Interpretive Summary: Enterohemorrhagic Escherichia coli (EHEC) O157, the leading EHEC group causing diarrhea and the life-threatening hemolytic uremic syndrome in humans, produce several virulence factors which play distinct roles in the pathogenesis of these diseases. However, the mechanisms of their secretion and host cell injury are poorly understood. We show here that EHEC O157 strains isolated from patients shed nanostructures termed outer membrane vesicles (OMVs) which contain a cocktail of major EHEC O157 virulence factors including Shiga toxin 2a (Stx2a), cytolethal distending toxin V (CdtV), EHEC hemolysin, and flagellin. The OMVs are taken up by human intestinal epithelial and renal and brain endothelial cells, which are the major targets during EHEC O157 infections, and deliver the virulence factors intracellularly. Inside cells the virulence factors separate from OMVs and are transported via different pathways to their target compartments including the cytosol (Stx2a), nucleus (CdtV-B subunit), and mitochondria (EHEC hemolysin). Cells exposed to EHEC O157 OMVs develop G2 cell cycle arrest induced by CdtV-B-mediated DNA damage. This is followed by apoptotic cell death triggered by CdtV and Stx2a via caspase-9 activation. OMVs thus serve as novel powerful tools of EHEC O157 to injure cells involved in the pathogenesis of EHEC O157-mediated diseases.

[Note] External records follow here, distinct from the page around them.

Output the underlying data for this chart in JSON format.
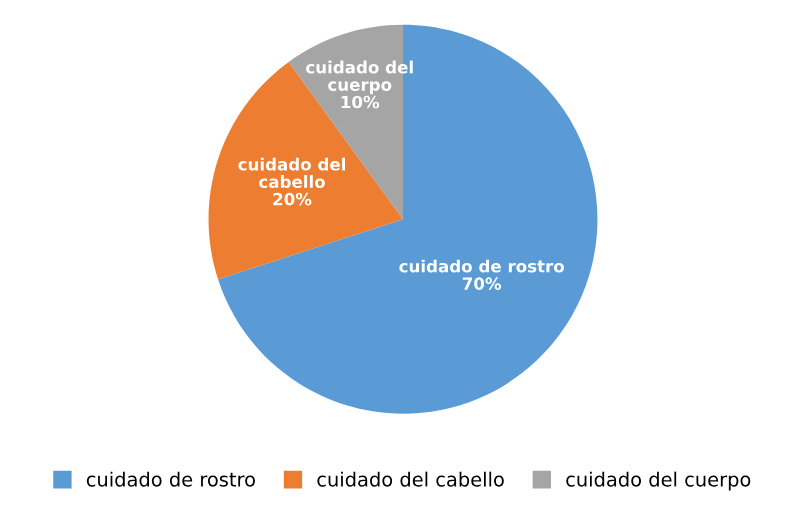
{
  "chart_data": {
    "type": "pie",
    "categories": [
      "cuidado de rostro",
      "cuidado del cabello",
      "cuidado del cuerpo"
    ],
    "values": [
      70,
      20,
      10
    ],
    "colors": [
      "#5b9bd5",
      "#ed7d31",
      "#a5a5a5"
    ],
    "value_labels": [
      "70%",
      "20%",
      "10%"
    ],
    "legend": "bottom"
  }
}
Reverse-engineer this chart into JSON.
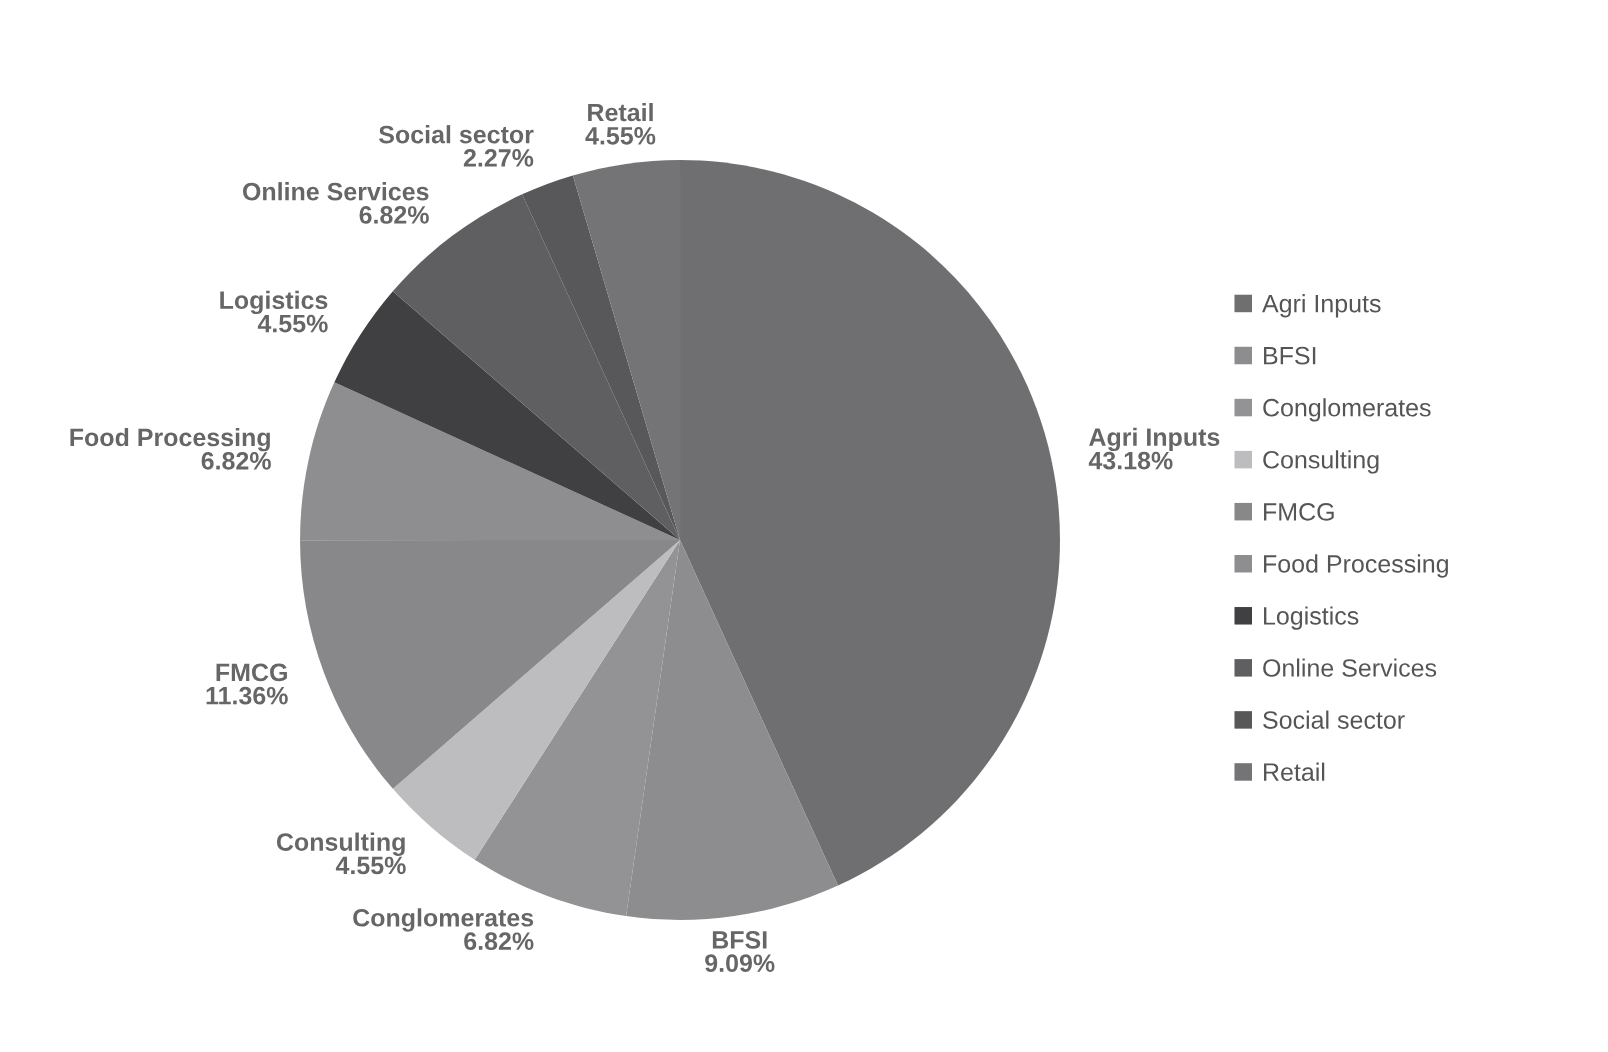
{
  "chart_data": {
    "type": "pie",
    "categories": [
      "Agri Inputs",
      "BFSI",
      "Conglomerates",
      "Consulting",
      "FMCG",
      "Food Processing",
      "Logistics",
      "Online Services",
      "Social sector",
      "Retail"
    ],
    "values": [
      43.18,
      9.09,
      6.82,
      4.55,
      11.36,
      6.82,
      4.55,
      6.82,
      2.27,
      4.55
    ],
    "colors": [
      "#6f6f71",
      "#8d8d8f",
      "#939395",
      "#bdbdbf",
      "#88888a",
      "#8e8e90",
      "#404042",
      "#5f5f61",
      "#58585a",
      "#747476"
    ],
    "value_labels": [
      "43.18%",
      "9.09%",
      "6.82%",
      "4.55%",
      "11.36%",
      "6.82%",
      "4.55%",
      "6.82%",
      "2.27%",
      "4.55%"
    ],
    "legend": "right"
  }
}
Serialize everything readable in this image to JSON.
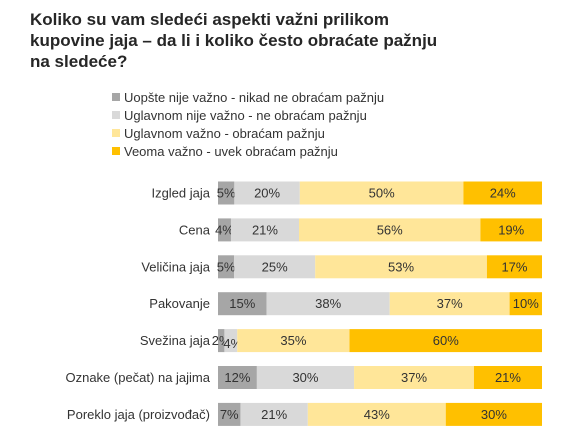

Technical Abstract: Outer membrane vesicles (OMVs) are important tools in bacterial virulence but their role in the pathogenesis of infections caused by enterohemorrhagic Escherichia coli (EHEC) O157, the leading cause of life-threatening hemolytic uremic syndrome, is poorly understood. Using proteomics, confocal laser scanning microscopy, immunoblotting, and bioassays, we investigated OMVs secreted by EHEC O157 clinical isolates for virulence factors cargoes, interactions with pathogenetically relevant human cells, and mechanisms of cell injury. We demonstrate that O157 OMVs carry a cocktail of key virulence factors of EHEC O157 including Shiga toxin 2a (Stx2a), cytolethal distending toxin V (CdtV), EHEC hemolysin, and flagellin. The toxins are internalized by target cells via dynamin-dependent endocytosis of OMVs and differentially separate from vesicles during intracellular trafficking. Stx2a and CdtV-B, the DNase-like CdtV subunit, separate from OMVs in early endosomes and undergo retrograde transport via the Golgi complex to the endoplasmic reticulum; from there the catalytic Stx2a A1 fragment is translocated to the cytosol to reach ribosomes, and CdtV-B to the nucleus to reach DNA. CdtV-A and CdtV-C subunits remain OMV-associated and are sorted with OMVs to lysosomes. EHEC hemolysin separates from OMVs in late endosomes/lysosomes and subsequently targets mitochondria. The OMV-delivered CdtV-B subunit causes DNA damage in target cells, which activates DNA damage responses leading to G2 cell cycle arrest. The arrested cells ultimately die of apoptosis induced by CdtV and, to a greater extent, by Stx2a, via caspase-9 activation. By demonstrating that naturally secreted EHEC O157 OMVs carry and deliver into cells a cocktail of biologically active virulence factors, thereby causing cell death, and by performing first comprehensive analysis of intracellular trafficking of OMVs and OMV-delivered virulence factors, we provide new insights into the pathogenesis of EHEC O157 infections. Our data have implications for considering O157 OMVs as potential vaccine candidates.